Lack of ongoing screening leaves financial organisations exposed

Datanomic : 17 November, 2009  (Technical Article)
Datanomic explains the importance of continuous sanction screening on clients of financial services organisations
Compliance screening and data management specialist, Datanomic has outlined how financial services organisations are exposing themselves to financial penalties if they fail to recognise the importance of ongoing and systematic client screening. Many companies still believe that ad-hoc screening of its customer base is enough. However, such lack of understanding and irregular practice leaves organisations open to considerable reputational risk and financial penalties associated with a sanctions breach.

Data never remains a static entity as it changes and is dynamic in nature. International Watch Lists are regularly updated and contain the names of hundreds of thousands of individuals that pose a threat - from money laundering offences to terrorism, often operating under an alias. Likewise, the status of a customer may change over time along with the details relating to customer data. As new customers are added and information is updated, the data within a customer base can change dramatically.

"Compromised data exposes organisations to both financial and reputational risk. When you think about a Risk Management cycle, it's all about ongoing evolution, change and improvement," said Simon Pearson, Director of Client Screening for Datanomic. "Worryingly, there are organisations out there that only ever screen their customers infrequently - in some cases only once a year. The practice of only checking customers once when they open an account is irresponsible. There is a real risk that an organisation could be unknowingly harboring or dealing with sanctioned individuals, including terrorists, fraudsters, drug traffickers or money launderers."
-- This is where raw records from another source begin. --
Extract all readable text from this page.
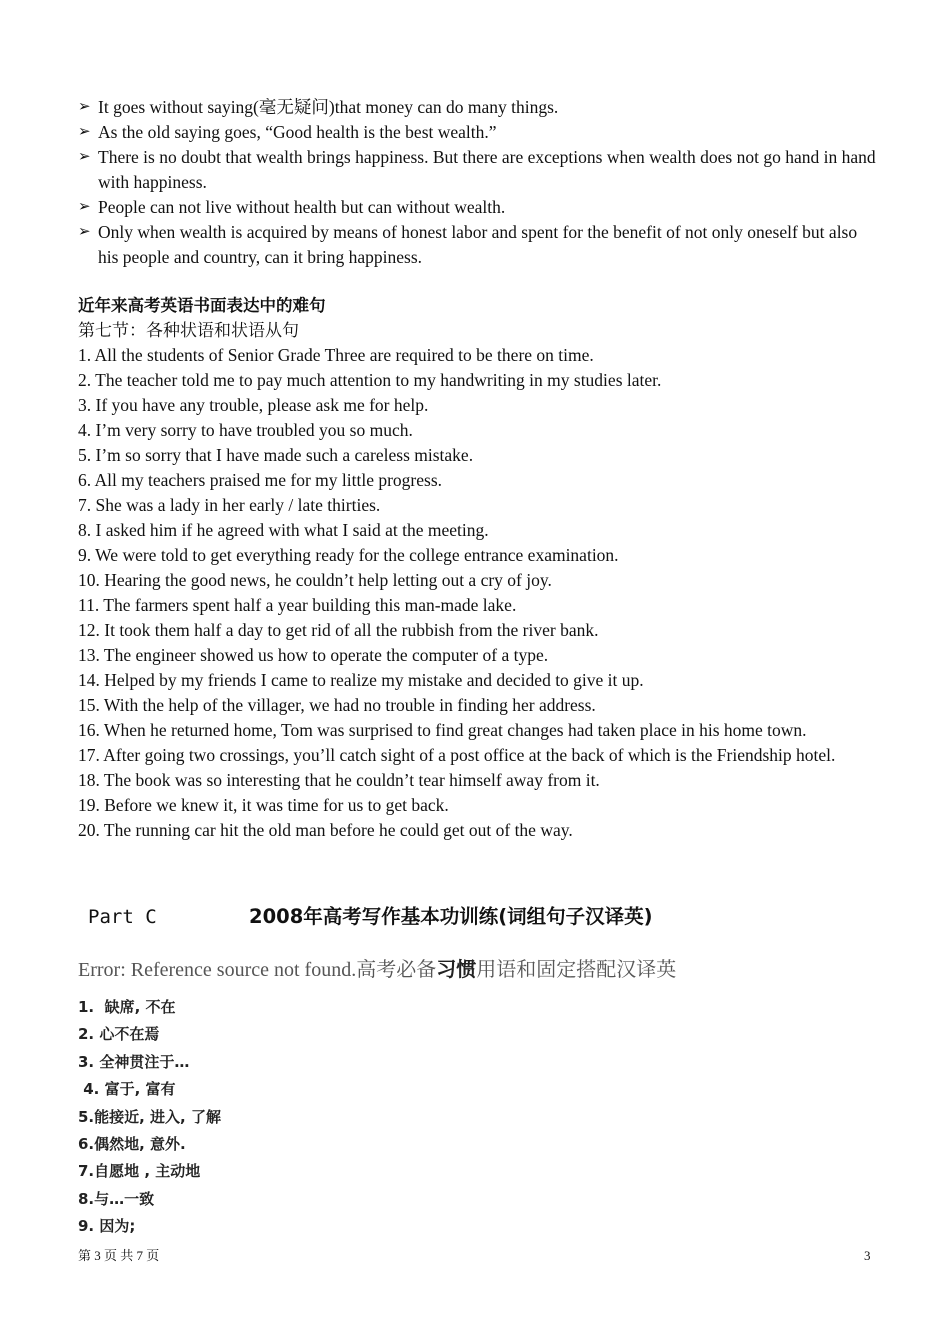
➢ It goes without saying(毫无疑问)that money can do many things.
➢ As the old saying goes, “Good health is the best wealth.”
➢ There is no doubt that wealth brings happiness. But there are exceptions when wealth does not go hand in hand with happiness.
➢ People can not live without health but can without wealth.
➢ Only when wealth is acquired by means of honest labor and spent for the benefit of not only oneself but also his people and country, can it bring happiness.
近年来高考英语书面表达中的难句
第七节：各种状语和状语从句
1. All the students of Senior Grade Three are required to be there on time.
2. The teacher told me to pay much attention to my handwriting in my studies later.
3. If you have any trouble, please ask me for help.
4. I’m very sorry to have troubled you so much.
5. I’m so sorry that I have made such a careless mistake.
6. All my teachers praised me for my little progress.
7. She was a lady in her early / late thirties.
8. I asked him if he agreed with what I said at the meeting.
9. We were told to get everything ready for the college entrance examination.
10. Hearing the good news, he couldn’t help letting out a cry of joy.
11. The farmers spent half a year building this man-made lake.
12. It took them half a day to get rid of all the rubbish from the river bank.
13. The engineer showed us how to operate the computer of a type.
14. Helped by my friends I came to realize my mistake and decided to give it up.
15. With the help of the villager, we had no trouble in finding her address.
16. When he returned home, Tom was surprised to find great changes had taken place in his home town.
17. After going two crossings, you’ll catch sight of a post office at the back of which is the Friendship hotel.
18. The book was so interesting that he couldn’t tear himself away from it.
19. Before we knew it, it was time for us to get back.
20. The running car hit the old man before he could get out of the way.
Part C	2008年高考写作基本功训练(词组句子汉译英)
Error: Reference source not found.高考必备习惯用语和固定搭配汉译英
1.  缺席, 不在
2. 心不在焉
3. 全神贯注于…
4. 富于, 富有
5.能接近, 进入, 了解
6.偶然地, 意外.
7.自愿地 , 主动地
8.与…一致
9. 因为;
第 3 页 共 7 页	3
Through the implementation of a systematic and comprehensive screening programme, client data should be regularly screened against global sanctions lists to ensure that any sanctioned individuals or entities in a client base are exposed. A measured and ongoing approach to client screening ensures organisations address their screening responsibilities in line with compliance regulations set out by regulators. It also reduces the possibility of financial penalties that can be levied on those companies that fail to meet their client screening obligations.
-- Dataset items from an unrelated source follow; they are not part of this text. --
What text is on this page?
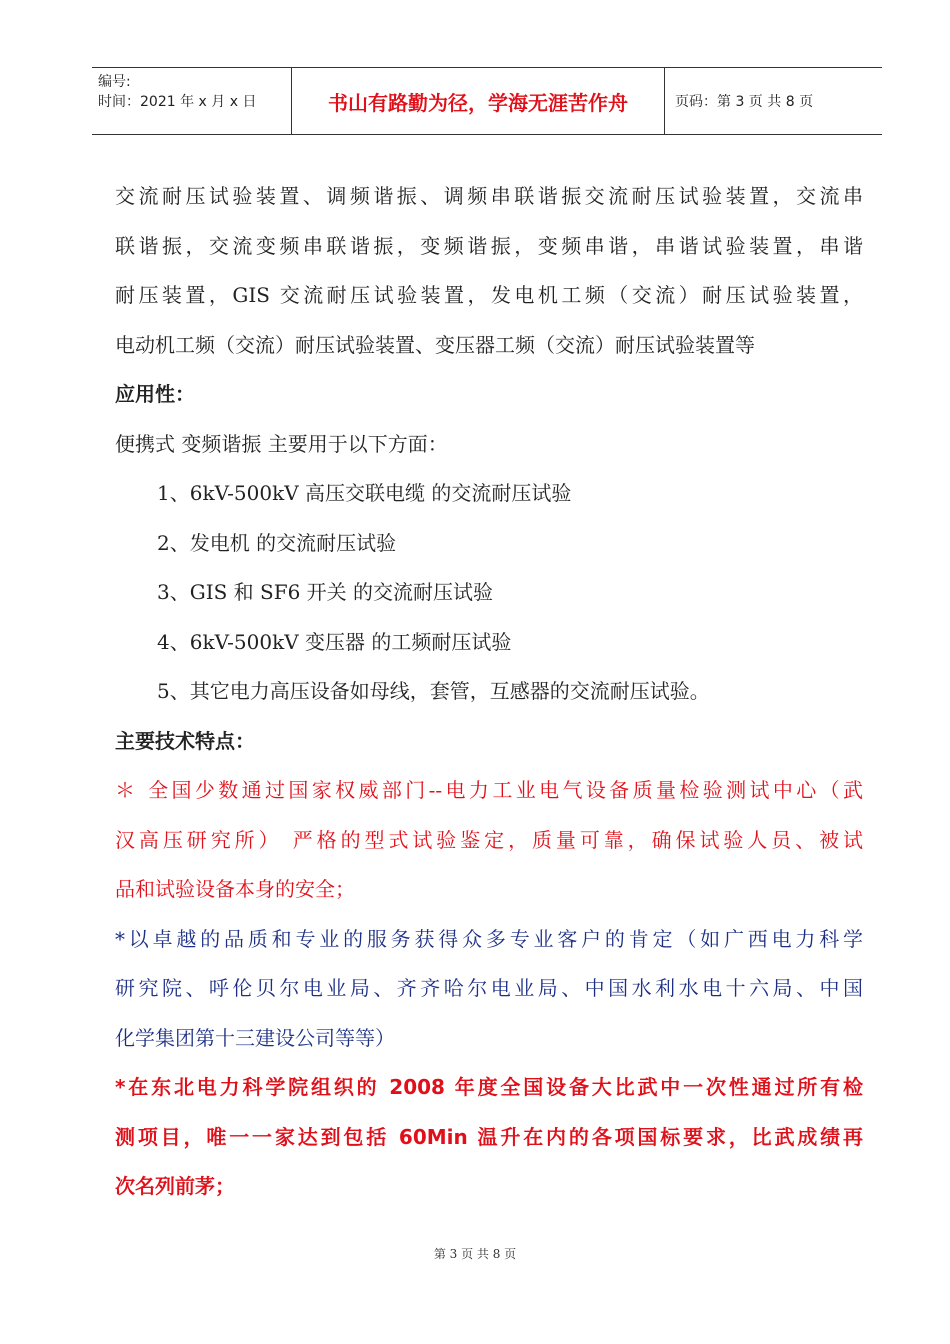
编号:
时间：2021 年 x 月 x 日	书山有路勤为径，学海无涯苦作舟	页码：第 3 页 共 8 页

交流耐压试验装置、调频谐振、调频串联谐振交流耐压试验装置，交流串

联谐振，交流变频串联谐振，变频谐振，变频串谐，串谐试验装置，串谐

耐压装置，GIS 交流耐压试验装置，发电机工频（交流）耐压试验装置，

电动机工频（交流）耐压试验装置、变压器工频（交流）耐压试验装置等

应用性：

便携式 变频谐振 主要用于以下方面：

1、6kV-500kV 高压交联电缆 的交流耐压试验

2、发电机 的交流耐压试验

3、GIS 和 SF6 开关 的交流耐压试验

4、6kV-500kV 变压器 的工频耐压试验

5、其它电力高压设备如母线，套管，互感器的交流耐压试验。

主要技术特点：

＊ 全国少数通过国家权威部门--电力工业电气设备质量检验测试中心（武

汉高压研究所） 严格的型式试验鉴定，质量可靠，确保试验人员、被试

品和试验设备本身的安全；

*以卓越的品质和专业的服务获得众多专业客户的肯定（如广西电力科学

研究院、呼伦贝尔电业局、齐齐哈尔电业局、中国水利水电十六局、中国

化学集团第十三建设公司等等）

*在东北电力科学院组织的 2008 年度全国设备大比武中一次性通过所有检

测项目，唯一一家达到包括 60Min 温升在内的各项国标要求，比武成绩再

次名列前茅；

第 3 页 共 8 页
Datanomic's Sanctions & PEP Screening software is currently screening in excess of two billion customer records every month and, as such, is recognized as the platform of choice by two of the top ten global Retail Banks, one of the world's largest Hedge Funds, one of Europe's leading Merchant Banks, one of the world's largest Investment Banks, more than half of the UK's Top 10 Wealth/Asset Managers, one of the oldest stock broking firms on the London Stock Exchange, and some of the UK's largest Insurance companies.